Rock shelters are stratified sites, the study of which takes into account the sequence of occupation layers that have accumulated. The specificity of these decorated sites lies in the stratigraphic relationship between the sculpted walls and the archaeological layers. Layer by layer, archaeologists seek a better understanding of each layer's organization and consistency with respect to the others.

Only certain vestiges have come down to us. These often consist of faint traces of Palaeolithic activities: hunting and fishing (bone and stone implements), domestic work (needles, scrapers, smoothers, etc.), habitation (hearths, paving stones, loops for light architecture or for suspension), symbolic activities (ornaments, statues, portable art, wall art), and burial.

To gain a more precise understanding of a site or a structure, archaeologists are obliged to dismantle it. This operation, although vital, is irreversible. As the sole witness to what occurred during an excavation, the data must be recorded as accurately and comprehensively as possible, and without mistaking observation for interpretation. This will allow future archaeologists to examine the data, which will be their only resource.

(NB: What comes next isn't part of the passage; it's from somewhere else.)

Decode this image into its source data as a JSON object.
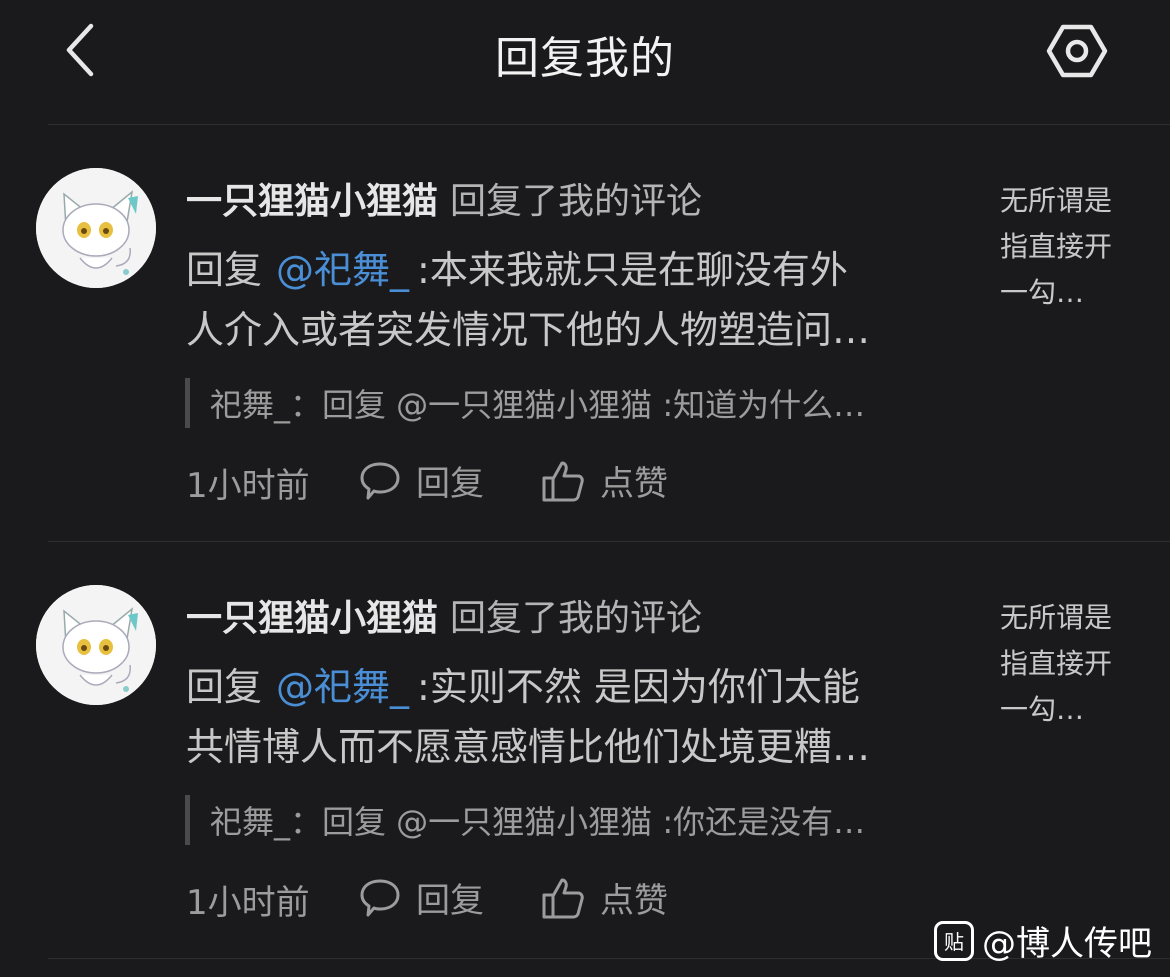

Practically speaking, recovery of data from earlier excavations, such as were carried out at most sculpted Magdalenian shelters, depends on choices made by past archaeologists and are influenced by the research issues of their time. In addition, not all of these documents have come down to us, unfortunately. Reopening of an excavation's archives (plans, field notes, publications, objects, etc.) accompanied by a return to the site (analysis of the wall, new surveys, and so on) allows researchers to reinterpret sites in the context of current research.

Current research, by involving a number of disciplines in the environmental, human and social sciences, produces new observations concerning the site's archaeological contexts (spatial distribution of remains) and its environment.